Intensive Home Hemodialysis Survival Is Comparable to Deceased Donor Kidney Transplant

Session Information

Category: Transplantation

  • 1702 Transplantation: Clinical and Translational

Authors

  • Nishio-Lucar, Angie G., University of Virginia HS, Charlottesville, Virginia, United States
  • Lyons, Genevieve R, University of Virginia HS, Charlottesville, Virginia, United States
  • Bose, Subhasish, Lynchburg Nephrology Physicians, Lynchburg, Virginia, United States
  • Lockridge, Robert S., University of Virginia HS, Charlottesville, Virginia, United States
Background

Kidney transplant (KT) is the treatment of choice for end-stage renal disease (ESRD) but, unfortunately, kidney donors are scarce. A prior Canadian study suggested intensive home hemodialysis (IHHD) had similar survival to deceased donor (DD) KT. Herein; we compare the survival of a large cohort of IHHD patients with kidney transplant recipients (KTR) in the same U.S. region.

Methods

We included all consecutive adult patients who received a first KT or started IHHD in the same Virginia region between October 1997 and June 2014. We obtained data on KTR from the Scientific Registry of Transplant Recipients and data on IHHD patients from Lynchburg Nephrology Physicians practice in Lynchburg, Virginia. We excluded recipients of en-bloc kidneys, multi-organ transplants and subsequent KT. Those receiving other home dialysis therapies, in-center hemodialysis (HD) or home HD getting < 20hrs/week or <4 sessions/week were also excluded. Kaplan-Meier method was used to estimate the overall survival (OS) among different modalities: IHHD versus living donor (LD) and DD KT. Adjusted hazard ratios (HR) were estimated using multivariate Cox proportional hazards regression.

Results

We identified 3097 KTR and 116 IHHD patients.

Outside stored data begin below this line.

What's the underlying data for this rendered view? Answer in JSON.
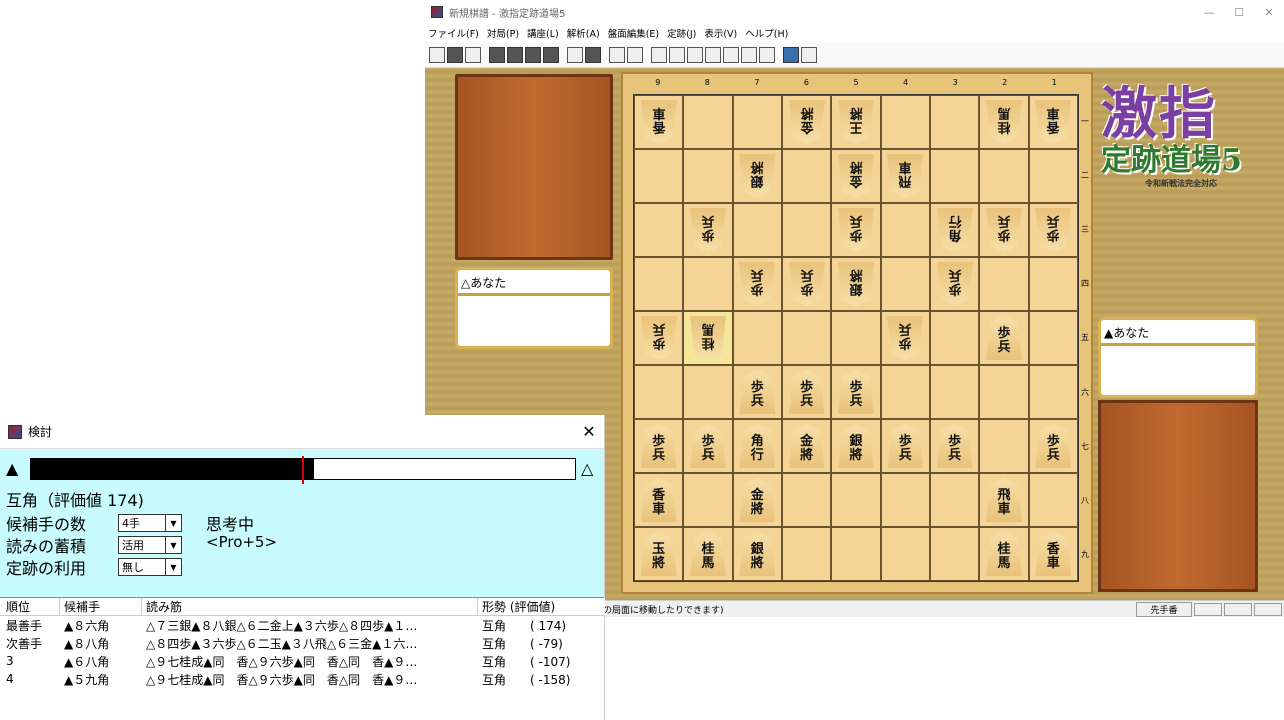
{
  "app": {
    "title": "新規棋譜 - 激指定跡道場5",
    "window_controls": [
      "—",
      "☐",
      "✕"
    ],
    "menu": [
      "ファイル(F)",
      "対局(P)",
      "講座(L)",
      "解析(A)",
      "盤面編集(E)",
      "定跡(J)",
      "表示(V)",
      "ヘルプ(H)"
    ]
  },
  "players": {
    "gote": "△あなた",
    "sente": "▲あなた"
  },
  "board": {
    "files": [
      "9",
      "8",
      "7",
      "6",
      "5",
      "4",
      "3",
      "2",
      "1"
    ],
    "ranks": [
      "一",
      "二",
      "三",
      "四",
      "五",
      "六",
      "七",
      "八",
      "九"
    ],
    "pieces": [
      {
        "f": 9,
        "r": 1,
        "k": "香車",
        "s": "g"
      },
      {
        "f": 6,
        "r": 1,
        "k": "金將",
        "s": "g"
      },
      {
        "f": 5,
        "r": 1,
        "k": "王將",
        "s": "g"
      },
      {
        "f": 2,
        "r": 1,
        "k": "桂馬",
        "s": "g"
      },
      {
        "f": 1,
        "r": 1,
        "k": "香車",
        "s": "g"
      },
      {
        "f": 7,
        "r": 2,
        "k": "銀將",
        "s": "g"
      },
      {
        "f": 5,
        "r": 2,
        "k": "金將",
        "s": "g"
      },
      {
        "f": 4,
        "r": 2,
        "k": "飛車",
        "s": "g"
      },
      {
        "f": 8,
        "r": 3,
        "k": "歩兵",
        "s": "g"
      },
      {
        "f": 5,
        "r": 3,
        "k": "歩兵",
        "s": "g"
      },
      {
        "f": 3,
        "r": 3,
        "k": "角行",
        "s": "g"
      },
      {
        "f": 2,
        "r": 3,
        "k": "歩兵",
        "s": "g"
      },
      {
        "f": 1,
        "r": 3,
        "k": "歩兵",
        "s": "g"
      },
      {
        "f": 7,
        "r": 4,
        "k": "歩兵",
        "s": "g"
      },
      {
        "f": 6,
        "r": 4,
        "k": "歩兵",
        "s": "g"
      },
      {
        "f": 5,
        "r": 4,
        "k": "銀將",
        "s": "g"
      },
      {
        "f": 3,
        "r": 4,
        "k": "歩兵",
        "s": "g"
      },
      {
        "f": 9,
        "r": 5,
        "k": "歩兵",
        "s": "g"
      },
      {
        "f": 8,
        "r": 5,
        "k": "桂馬",
        "s": "g"
      },
      {
        "f": 4,
        "r": 5,
        "k": "歩兵",
        "s": "g"
      },
      {
        "f": 2,
        "r": 5,
        "k": "歩兵",
        "s": "s"
      },
      {
        "f": 7,
        "r": 6,
        "k": "歩兵",
        "s": "s"
      },
      {
        "f": 6,
        "r": 6,
        "k": "歩兵",
        "s": "s"
      },
      {
        "f": 5,
        "r": 6,
        "k": "歩兵",
        "s": "s"
      },
      {
        "f": 9,
        "r": 7,
        "k": "歩兵",
        "s": "s"
      },
      {
        "f": 8,
        "r": 7,
        "k": "歩兵",
        "s": "s"
      },
      {
        "f": 7,
        "r": 7,
        "k": "角行",
        "s": "s"
      },
      {
        "f": 6,
        "r": 7,
        "k": "金將",
        "s": "s"
      },
      {
        "f": 5,
        "r": 7,
        "k": "銀將",
        "s": "s"
      },
      {
        "f": 4,
        "r": 7,
        "k": "歩兵",
        "s": "s"
      },
      {
        "f": 3,
        "r": 7,
        "k": "歩兵",
        "s": "s"
      },
      {
        "f": 1,
        "r": 7,
        "k": "歩兵",
        "s": "s"
      },
      {
        "f": 9,
        "r": 8,
        "k": "香車",
        "s": "s"
      },
      {
        "f": 7,
        "r": 8,
        "k": "金將",
        "s": "s"
      },
      {
        "f": 2,
        "r": 8,
        "k": "飛車",
        "s": "s"
      },
      {
        "f": 9,
        "r": 9,
        "k": "玉將",
        "s": "s"
      },
      {
        "f": 8,
        "r": 9,
        "k": "桂馬",
        "s": "s"
      },
      {
        "f": 7,
        "r": 9,
        "k": "銀將",
        "s": "s"
      },
      {
        "f": 2,
        "r": 9,
        "k": "桂馬",
        "s": "s"
      },
      {
        "f": 1,
        "r": 9,
        "k": "香車",
        "s": "s"
      }
    ],
    "highlight": {
      "f": 8,
      "r": 5
    }
  },
  "logo": {
    "line1": "激指",
    "line2": "定跡道場5",
    "line3": "令和新戦法完全対応"
  },
  "status": {
    "message": "の局面に移動したりできます)",
    "teban": "先手番"
  },
  "panel": {
    "title": "検討",
    "close": "✕",
    "eval_fraction": 0.52,
    "sente_symbol": "▲",
    "gote_symbol": "△",
    "eval_text": "互角（評価値 174)",
    "opt1_label": "候補手の数",
    "opt1_value": "4手",
    "opt2_label": "読みの蓄積",
    "opt2_value": "活用",
    "opt3_label": "定跡の利用",
    "opt3_value": "無し",
    "thinking": "思考中",
    "engine": "<Pro+5>",
    "columns": [
      "順位",
      "候補手",
      "読み筋",
      "形勢 (評価値)"
    ],
    "rows": [
      [
        "最善手",
        "▲８六角",
        "△７三銀▲８八銀△６二金上▲３六歩△８四歩▲１…",
        "互角　　(  174)"
      ],
      [
        "次善手",
        "▲８八角",
        "△８四歩▲３六歩△６二玉▲３八飛△６三金▲１六…",
        "互角　　(  -79)"
      ],
      [
        " 3",
        "▲６八角",
        "△９七桂成▲同　香△９六歩▲同　香△同　香▲９…",
        "互角　　( -107)"
      ],
      [
        " 4",
        "▲５九角",
        "△９七桂成▲同　香△９六歩▲同　香△同　香▲９…",
        "互角　　( -158)"
      ]
    ]
  },
  "colors": {
    "panel_bg": "#c7fbfe",
    "eval_marker": "#d00000",
    "stand": "#b8602a"
  }
}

Both cohorts had similar proportion of females (40.5% KTR vs 41.4% IHHD), African Americans (48.9% vs 50.9%) and diabetics (36.51% vs 37.1%). Compared to KTR, IHHD patients were more likely to be obese and have history of malignancy. LD KTR had the highest patient survival (Figure 1). At 5 years, the survival probability in IHHD patients was 79% (CI 0.69-0.90) compared to 84% (CI 0.82-0.86) in DD KTR, however the HRs did not significantly differ (HR 1.05, CI 0.68-1.62, p=0.837) after adjusting for ESRD cause, sex, age, and peripheral vascular disease.

Conclusion

In this study, survival of IHHD patients was not statistically different from DD KTR suggesting IHHD could be a reasonable alternative to DD KT.